Easy payment process: If you owe the IRS money, it is simpler to cover at your convenience if you e-file. You can submit returns early and pay later if necessary, provided that you pay by the April 15 filing deadline. And you can schedule electronic money transfers to easily send the IRS what you owe on a date of your choosing — again, as long as the IRS receives your payment by Tax Day. You also have the choice to pay your balance by making use of the IRS Immediate pay service from your checking account or savings accounts, filing a credit card through a payment processor for a commission, or paying by check or money order. Just be aware delaying payment following the filing due date (typically April 15) can result in interest and penalties.
Digital storage of taxation data: Submitting returns electronically implies there is an electronic backup of your tax records. So if something happens to your paperwork, you will have an electronic backup.
The good news: Most taxpayers do decide to e-file and get those benefits — and the practice of doing so is easy.
Employing online tax preparation software is far and away the favored approach of the majority of taxpayers. In fact, the IRS says it expected over four tax returns to be filed through tax return prep program.
Is e-filing really stable?
While e-filing is convenient, you may worry about safety — especially with so many data breaches.

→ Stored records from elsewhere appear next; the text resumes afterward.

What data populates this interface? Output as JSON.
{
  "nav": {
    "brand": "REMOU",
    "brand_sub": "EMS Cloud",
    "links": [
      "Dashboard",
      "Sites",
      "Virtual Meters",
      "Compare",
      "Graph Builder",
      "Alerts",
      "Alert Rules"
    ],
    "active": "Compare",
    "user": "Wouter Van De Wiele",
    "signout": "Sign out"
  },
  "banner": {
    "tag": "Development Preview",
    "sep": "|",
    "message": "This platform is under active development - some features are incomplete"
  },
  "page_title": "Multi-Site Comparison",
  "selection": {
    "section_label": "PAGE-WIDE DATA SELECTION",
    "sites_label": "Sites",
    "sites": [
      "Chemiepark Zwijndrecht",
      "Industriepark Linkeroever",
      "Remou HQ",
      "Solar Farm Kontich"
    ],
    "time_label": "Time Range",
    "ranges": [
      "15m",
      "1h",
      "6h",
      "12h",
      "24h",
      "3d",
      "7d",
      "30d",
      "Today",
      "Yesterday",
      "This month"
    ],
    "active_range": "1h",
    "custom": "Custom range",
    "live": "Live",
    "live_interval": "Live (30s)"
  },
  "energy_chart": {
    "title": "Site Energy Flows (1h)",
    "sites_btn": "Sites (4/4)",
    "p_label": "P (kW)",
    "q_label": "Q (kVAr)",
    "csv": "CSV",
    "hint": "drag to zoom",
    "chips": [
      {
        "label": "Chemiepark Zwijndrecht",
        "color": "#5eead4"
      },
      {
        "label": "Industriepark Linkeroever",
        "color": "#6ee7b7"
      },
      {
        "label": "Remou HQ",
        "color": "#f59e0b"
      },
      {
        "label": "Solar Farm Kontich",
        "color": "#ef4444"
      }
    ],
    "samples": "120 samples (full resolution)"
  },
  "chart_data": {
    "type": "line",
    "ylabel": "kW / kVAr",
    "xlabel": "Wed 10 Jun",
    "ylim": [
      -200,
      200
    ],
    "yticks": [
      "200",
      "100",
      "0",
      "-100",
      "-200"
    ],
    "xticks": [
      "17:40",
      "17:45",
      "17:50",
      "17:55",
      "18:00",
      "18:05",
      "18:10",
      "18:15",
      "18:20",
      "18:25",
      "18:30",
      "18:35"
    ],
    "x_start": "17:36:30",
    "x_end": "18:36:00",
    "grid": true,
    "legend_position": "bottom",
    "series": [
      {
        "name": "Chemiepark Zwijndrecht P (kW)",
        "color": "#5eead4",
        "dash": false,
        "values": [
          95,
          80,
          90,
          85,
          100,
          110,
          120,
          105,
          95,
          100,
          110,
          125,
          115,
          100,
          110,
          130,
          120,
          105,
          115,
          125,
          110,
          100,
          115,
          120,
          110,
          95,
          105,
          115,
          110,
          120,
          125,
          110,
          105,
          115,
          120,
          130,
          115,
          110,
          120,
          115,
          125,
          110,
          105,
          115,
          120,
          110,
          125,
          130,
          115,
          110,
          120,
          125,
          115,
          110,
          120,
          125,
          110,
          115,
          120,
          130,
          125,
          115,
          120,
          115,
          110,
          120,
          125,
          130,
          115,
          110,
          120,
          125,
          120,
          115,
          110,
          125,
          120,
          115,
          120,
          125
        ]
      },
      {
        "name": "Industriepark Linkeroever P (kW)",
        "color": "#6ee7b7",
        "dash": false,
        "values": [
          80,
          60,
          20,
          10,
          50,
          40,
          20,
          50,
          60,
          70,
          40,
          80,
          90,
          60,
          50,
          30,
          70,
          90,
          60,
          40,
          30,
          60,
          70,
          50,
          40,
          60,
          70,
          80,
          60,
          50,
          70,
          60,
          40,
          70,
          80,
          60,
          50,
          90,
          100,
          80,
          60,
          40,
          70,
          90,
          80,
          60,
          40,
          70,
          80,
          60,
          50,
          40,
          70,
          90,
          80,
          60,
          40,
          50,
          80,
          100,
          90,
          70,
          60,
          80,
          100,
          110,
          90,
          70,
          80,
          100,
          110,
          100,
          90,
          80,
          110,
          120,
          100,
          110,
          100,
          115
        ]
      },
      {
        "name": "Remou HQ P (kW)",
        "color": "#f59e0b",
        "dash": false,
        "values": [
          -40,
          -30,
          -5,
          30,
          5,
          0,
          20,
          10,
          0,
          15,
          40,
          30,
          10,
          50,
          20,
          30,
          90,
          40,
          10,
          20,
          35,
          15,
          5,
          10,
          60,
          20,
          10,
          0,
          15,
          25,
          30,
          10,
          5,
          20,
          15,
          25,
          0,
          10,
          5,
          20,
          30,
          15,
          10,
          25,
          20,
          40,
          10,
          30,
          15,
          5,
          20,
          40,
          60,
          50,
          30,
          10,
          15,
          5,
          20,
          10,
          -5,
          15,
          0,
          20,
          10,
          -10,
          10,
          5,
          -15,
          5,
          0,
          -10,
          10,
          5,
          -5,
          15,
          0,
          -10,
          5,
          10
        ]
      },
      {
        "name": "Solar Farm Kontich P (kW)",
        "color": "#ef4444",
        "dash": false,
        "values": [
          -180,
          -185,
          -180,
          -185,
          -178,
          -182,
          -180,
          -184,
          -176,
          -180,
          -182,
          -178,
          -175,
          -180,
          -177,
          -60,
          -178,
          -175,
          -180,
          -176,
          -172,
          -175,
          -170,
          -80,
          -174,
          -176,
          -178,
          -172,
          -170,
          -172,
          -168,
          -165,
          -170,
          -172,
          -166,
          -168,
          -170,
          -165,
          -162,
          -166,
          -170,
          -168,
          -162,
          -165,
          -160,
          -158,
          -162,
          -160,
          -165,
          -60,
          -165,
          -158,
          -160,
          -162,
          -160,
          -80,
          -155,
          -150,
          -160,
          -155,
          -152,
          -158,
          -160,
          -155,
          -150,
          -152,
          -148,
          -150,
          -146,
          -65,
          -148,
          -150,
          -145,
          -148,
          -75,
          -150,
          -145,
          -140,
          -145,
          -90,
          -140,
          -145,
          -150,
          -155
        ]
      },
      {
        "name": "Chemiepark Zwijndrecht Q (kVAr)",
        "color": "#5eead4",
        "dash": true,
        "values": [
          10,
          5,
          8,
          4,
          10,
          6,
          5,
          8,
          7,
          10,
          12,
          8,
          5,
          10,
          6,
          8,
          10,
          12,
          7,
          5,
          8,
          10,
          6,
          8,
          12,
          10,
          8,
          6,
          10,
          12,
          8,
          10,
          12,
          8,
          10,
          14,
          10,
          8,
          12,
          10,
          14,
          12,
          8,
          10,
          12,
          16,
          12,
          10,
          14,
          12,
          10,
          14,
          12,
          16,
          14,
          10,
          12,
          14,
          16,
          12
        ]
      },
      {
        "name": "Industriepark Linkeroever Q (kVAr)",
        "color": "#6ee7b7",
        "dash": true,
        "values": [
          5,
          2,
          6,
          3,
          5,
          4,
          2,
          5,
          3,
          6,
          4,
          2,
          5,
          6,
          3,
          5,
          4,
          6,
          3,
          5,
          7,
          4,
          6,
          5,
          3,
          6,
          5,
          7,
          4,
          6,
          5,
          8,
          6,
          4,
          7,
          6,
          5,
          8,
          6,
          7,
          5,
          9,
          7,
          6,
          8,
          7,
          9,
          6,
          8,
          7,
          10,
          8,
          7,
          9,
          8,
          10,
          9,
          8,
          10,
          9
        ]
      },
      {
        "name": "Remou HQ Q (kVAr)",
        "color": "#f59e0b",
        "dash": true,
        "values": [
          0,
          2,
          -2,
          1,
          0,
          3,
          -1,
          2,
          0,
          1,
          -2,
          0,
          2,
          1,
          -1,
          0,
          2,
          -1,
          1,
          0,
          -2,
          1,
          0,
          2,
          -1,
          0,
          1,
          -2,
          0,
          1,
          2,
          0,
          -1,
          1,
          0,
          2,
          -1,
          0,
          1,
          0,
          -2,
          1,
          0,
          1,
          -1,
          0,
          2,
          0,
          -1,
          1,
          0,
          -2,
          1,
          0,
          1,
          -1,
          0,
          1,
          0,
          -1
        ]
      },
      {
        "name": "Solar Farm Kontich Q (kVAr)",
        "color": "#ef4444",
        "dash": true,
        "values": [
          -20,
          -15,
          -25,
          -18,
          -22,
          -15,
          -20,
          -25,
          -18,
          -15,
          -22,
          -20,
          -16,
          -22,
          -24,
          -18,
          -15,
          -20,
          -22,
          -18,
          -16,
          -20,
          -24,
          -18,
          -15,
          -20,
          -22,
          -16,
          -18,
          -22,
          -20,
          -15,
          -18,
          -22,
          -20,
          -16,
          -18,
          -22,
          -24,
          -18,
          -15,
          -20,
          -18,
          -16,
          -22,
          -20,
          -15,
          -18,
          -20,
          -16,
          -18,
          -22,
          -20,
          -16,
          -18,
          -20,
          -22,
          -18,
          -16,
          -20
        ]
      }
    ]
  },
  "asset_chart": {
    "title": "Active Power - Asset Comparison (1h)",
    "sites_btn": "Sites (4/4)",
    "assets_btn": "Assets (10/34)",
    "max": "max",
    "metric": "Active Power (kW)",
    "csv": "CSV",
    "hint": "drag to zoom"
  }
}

But experts agree that this isn’t a problem which should dissuade you from e-filing.
“In fact, it may be more secure than paper filing since you’re sending your personal information through an encrypted system rather than exposing your data in the mail.”
Dennis Chow, vice president of information security at SCIS Security, explains the IRS has set safety measures in place to keep your information safe. “Vendors typically utilize IRS specific APIs that require token sessions,” Chow says. “All of this can be routed over TLS encrypted links “
It’s very important to employ a trusted service that will help you file your taxes. Chow advises to not e-file on a computer or use an online connection that isn’t private.
For many taxpayers, it makes sense to e-file a return since it’s the most convenient way to file your tax information to the IRS and it allows for timely refunds and easy payment choices. Just make certain that you use tax preparation software from a dependable source, so you can make certain the information you supply to transmit to the IRS is going to be kept protected.